Wellicht prijst de schrijfster zich als debutante al dolgelukkig met haar plek op de shortlist. De kans dat ze de prijs wint is beperkt. (Kathy Mathys)

 

Emily Fridlund – History of Wolves – Weidenfeld & Nicolson – 279 blz./ ‘Een geschiedenis van wolven’- Signatuur – 254 blz.

****

 

Het is niet elke gouvernante gegund om echt gezien te worden door haar werkgever. Jane Eyre trof het met Meneer Rochester. De vijftienjarige Linda hoopt dat ze voor Patra, moeder van Paul, net zoveel betekent als Patra voor haar.

‘History of Wolves’, de tweede debutantenroman op deze shortlist, vertoont thematische overeenkomsten met ‘Elmet’. De locatie – in dit geval de wouden van Minnesota – is van groot belang en het gaat de schrijfster om seksualiteit bij vrouwen, om een gemeenschap waar de lokale, verarmde bewoners op gespannen voet leven met rijke zomertoeristen. Je kan je zo voorstellen dat schrijfster Sarah Hall, een van de juryleden dit jaar, het werk van deze vrouwelijke collega’s toejuicht. Ze schrijven over onderwerpen die ook bij haar steeds terugkeren.

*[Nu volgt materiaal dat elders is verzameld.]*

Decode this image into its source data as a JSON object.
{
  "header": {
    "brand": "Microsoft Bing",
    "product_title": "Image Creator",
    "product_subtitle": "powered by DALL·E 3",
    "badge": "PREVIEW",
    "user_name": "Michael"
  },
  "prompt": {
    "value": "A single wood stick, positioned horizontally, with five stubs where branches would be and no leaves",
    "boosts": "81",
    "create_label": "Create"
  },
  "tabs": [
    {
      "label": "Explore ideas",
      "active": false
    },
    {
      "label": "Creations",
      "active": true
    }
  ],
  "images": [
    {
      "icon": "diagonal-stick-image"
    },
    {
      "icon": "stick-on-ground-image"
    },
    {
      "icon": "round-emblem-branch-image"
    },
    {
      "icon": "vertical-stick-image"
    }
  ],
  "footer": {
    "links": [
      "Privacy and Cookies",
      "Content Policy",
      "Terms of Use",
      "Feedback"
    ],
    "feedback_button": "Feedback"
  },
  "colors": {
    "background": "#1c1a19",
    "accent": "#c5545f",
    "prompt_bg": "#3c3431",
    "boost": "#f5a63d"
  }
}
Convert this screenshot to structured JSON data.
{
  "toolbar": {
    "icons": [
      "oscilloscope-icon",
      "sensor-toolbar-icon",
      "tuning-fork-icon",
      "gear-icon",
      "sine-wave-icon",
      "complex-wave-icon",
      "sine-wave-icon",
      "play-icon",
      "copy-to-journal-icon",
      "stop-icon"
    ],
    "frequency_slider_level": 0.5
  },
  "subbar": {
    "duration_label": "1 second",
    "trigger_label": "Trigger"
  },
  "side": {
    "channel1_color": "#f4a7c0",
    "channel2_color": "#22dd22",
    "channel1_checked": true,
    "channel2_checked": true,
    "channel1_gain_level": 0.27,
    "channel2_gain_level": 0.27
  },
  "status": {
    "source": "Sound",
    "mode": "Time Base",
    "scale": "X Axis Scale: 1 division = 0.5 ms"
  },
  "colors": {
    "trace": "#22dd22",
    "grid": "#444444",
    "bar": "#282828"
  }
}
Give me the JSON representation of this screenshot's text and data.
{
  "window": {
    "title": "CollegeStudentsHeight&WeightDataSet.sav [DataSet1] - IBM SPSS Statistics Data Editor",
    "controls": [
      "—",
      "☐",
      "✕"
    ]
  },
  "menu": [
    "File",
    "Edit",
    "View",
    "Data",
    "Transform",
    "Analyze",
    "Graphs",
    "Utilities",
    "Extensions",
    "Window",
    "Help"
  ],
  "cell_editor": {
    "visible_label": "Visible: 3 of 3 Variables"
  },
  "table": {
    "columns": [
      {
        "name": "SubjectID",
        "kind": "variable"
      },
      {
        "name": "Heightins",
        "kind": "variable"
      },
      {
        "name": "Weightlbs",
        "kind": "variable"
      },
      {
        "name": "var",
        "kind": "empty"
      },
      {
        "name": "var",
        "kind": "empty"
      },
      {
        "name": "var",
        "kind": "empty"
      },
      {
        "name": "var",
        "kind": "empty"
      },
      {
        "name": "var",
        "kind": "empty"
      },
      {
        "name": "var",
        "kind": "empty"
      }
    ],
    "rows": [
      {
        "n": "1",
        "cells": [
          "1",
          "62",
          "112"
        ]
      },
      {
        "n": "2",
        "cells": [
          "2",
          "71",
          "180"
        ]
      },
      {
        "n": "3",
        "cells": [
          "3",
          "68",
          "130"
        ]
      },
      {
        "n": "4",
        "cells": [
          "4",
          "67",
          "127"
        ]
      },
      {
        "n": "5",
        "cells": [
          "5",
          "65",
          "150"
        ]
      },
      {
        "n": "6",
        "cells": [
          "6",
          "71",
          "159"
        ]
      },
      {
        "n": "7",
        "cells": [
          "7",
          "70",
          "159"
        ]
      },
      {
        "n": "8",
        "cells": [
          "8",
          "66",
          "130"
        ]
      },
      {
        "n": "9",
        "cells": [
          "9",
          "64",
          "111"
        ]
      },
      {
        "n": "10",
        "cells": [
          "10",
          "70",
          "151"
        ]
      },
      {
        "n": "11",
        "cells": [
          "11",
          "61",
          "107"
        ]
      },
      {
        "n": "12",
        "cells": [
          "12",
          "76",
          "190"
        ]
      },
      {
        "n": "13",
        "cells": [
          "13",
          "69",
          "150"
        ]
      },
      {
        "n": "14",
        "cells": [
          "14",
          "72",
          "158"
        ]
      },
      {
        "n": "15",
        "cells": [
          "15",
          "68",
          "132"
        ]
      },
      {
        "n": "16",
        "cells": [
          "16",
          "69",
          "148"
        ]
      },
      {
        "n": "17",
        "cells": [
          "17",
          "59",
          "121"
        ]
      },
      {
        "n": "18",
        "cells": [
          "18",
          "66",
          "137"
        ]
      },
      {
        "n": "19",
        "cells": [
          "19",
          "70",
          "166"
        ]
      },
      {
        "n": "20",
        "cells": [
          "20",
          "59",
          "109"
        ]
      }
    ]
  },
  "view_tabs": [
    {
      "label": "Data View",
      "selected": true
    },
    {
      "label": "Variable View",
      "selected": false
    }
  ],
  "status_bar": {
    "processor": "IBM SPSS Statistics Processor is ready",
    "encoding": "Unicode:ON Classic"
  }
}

Het landschap in ‘Elmet’ is heel anders dan dat in ‘History of Wolves, de toon is dat ook. Linda blikt als zevendertigjarige terug, ze is verbitterd, heeft ronduit duistere gedachten. Als kind al was ze een buitenstaander. Haar ouders waren ooit lid van een sekte, ze lieten hun dochter aan haar lot over. Linda gaat babysitten bij de nieuwe buren, die aanvankelijk werelds en geraffineerd lijken. Fridlund schreef een roman met de broeierige sfeer van een thriller, je voelt je hier in handen van een volleerd schrijfster. Alleen aan het eind smeert Fridlund het allemaal te lang en breed uit. Wint ze de prijs? Het zou zomaar kunnen, vooral omdat het boek nog een andere thematiek verkent die erg actueel is en die we hier omwille van het leesplezier niet prijsgeven. (Kathy Mathys)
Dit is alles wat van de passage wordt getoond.